Actually the question I’m pondering should be “how many minutes do we need to switch on the lightbulb in the minds of those we train?”. Jo wrestled with this question recently as she wrestled with delivering a short workshop. I spent Saturday afternoon delivering another very short workshop for Greenpeace Network Co-ordinators. The topic was dealing with “difficult behaviour” and increasing engagement in meetings though Jo’s 60 minutes makes my 75 minutes seem positively luxurious.
Some (wiser?) facilitators might have politely declined the request. Others might have taken the time to explain the folly of such time limits. A younger me would have set off at breakneck speed to cover as much ground as possible. Nowadays, for me and my Rhizome colleagues, it’s about catalytic interventions. Cumbersome phrase, but one that came up at our first meeting of the expanded Rhizome coop and has reasserted itself many times since. Can we catalyse meaningful change through our work? Big ask in 75 minutes. I wouldn’t dream of suggesting that Saturday’s workshop will lead to sustained change in knowledge, skills and, of course, the attitude of those attending. But it was possible to get the lightbulbs at least flickering if not shining by keeping it simple and going for a little depth over covering breadth. And of course by keeping it as experiential as possible. You can learn a lot from a little doing.

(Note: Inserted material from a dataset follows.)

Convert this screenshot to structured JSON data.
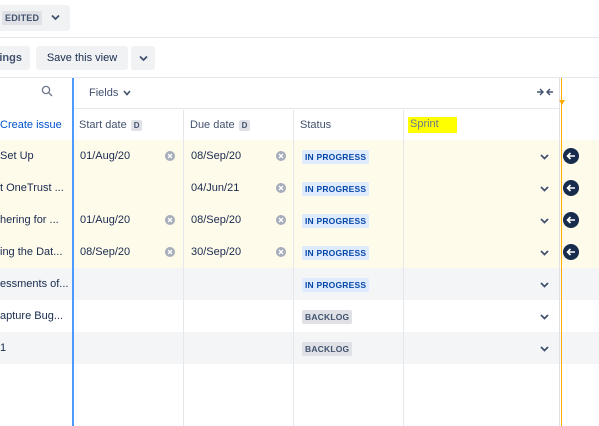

At Greenpeace’s request we spent the last few minutes gleaning top tips from the group to give their peers who were attending other workshops something to work with. The tips also help give me a useful insight into what had been learnt. They reassure me that it was a useful 75 minutes. Of course there’s more to be done, including dialoguing with the client on how to reinforce this work, but its a start:
I was also roped in as a scribe for a workshop on “catching and keeping” people in local action groups. One thing that came across strongly in both sessions was that people don’t evaluate their meetings. Newcomers have no opportunity to say how the meeting worked (or didn’t!) for them. Neither do others who struggled with the meeting for whatever reason and may well have been labelled as a “difficult” person because of their struggle.
Ironically the 75 minute time restraint meant I opted not to formally evaluate my session. Perhaps a bad call (and bad example?). I’m relying on the evaluation of the day as a whole, plus my intuition and observation, and these top tips to guide me in future sessions. Is that enough?
December 4, 2012 @ 12:48 am
Wouldn’t an opportunity to write things down – rather than have to stick up your hand and say “shitty interpersonal dynamics” – be better. i.e. a new ritual that at the end of the meeting people write down their feelings about whether it went well or not, what conflicts need dealing with (not all do!!), how it could go better, and the next team of facilitators can use these. And these could be typed up and circulated perhaps (unless there was stuff that was seriously destructive of morale…). Because we have to do SOMETHING to stop the massive churning of new people in meetings. Ask them whether they were made to feel welcome. If their previous experience – both in life and activism – was acknowledged, harnessed etc, whether they had chances to figure out what was going on… et cetera.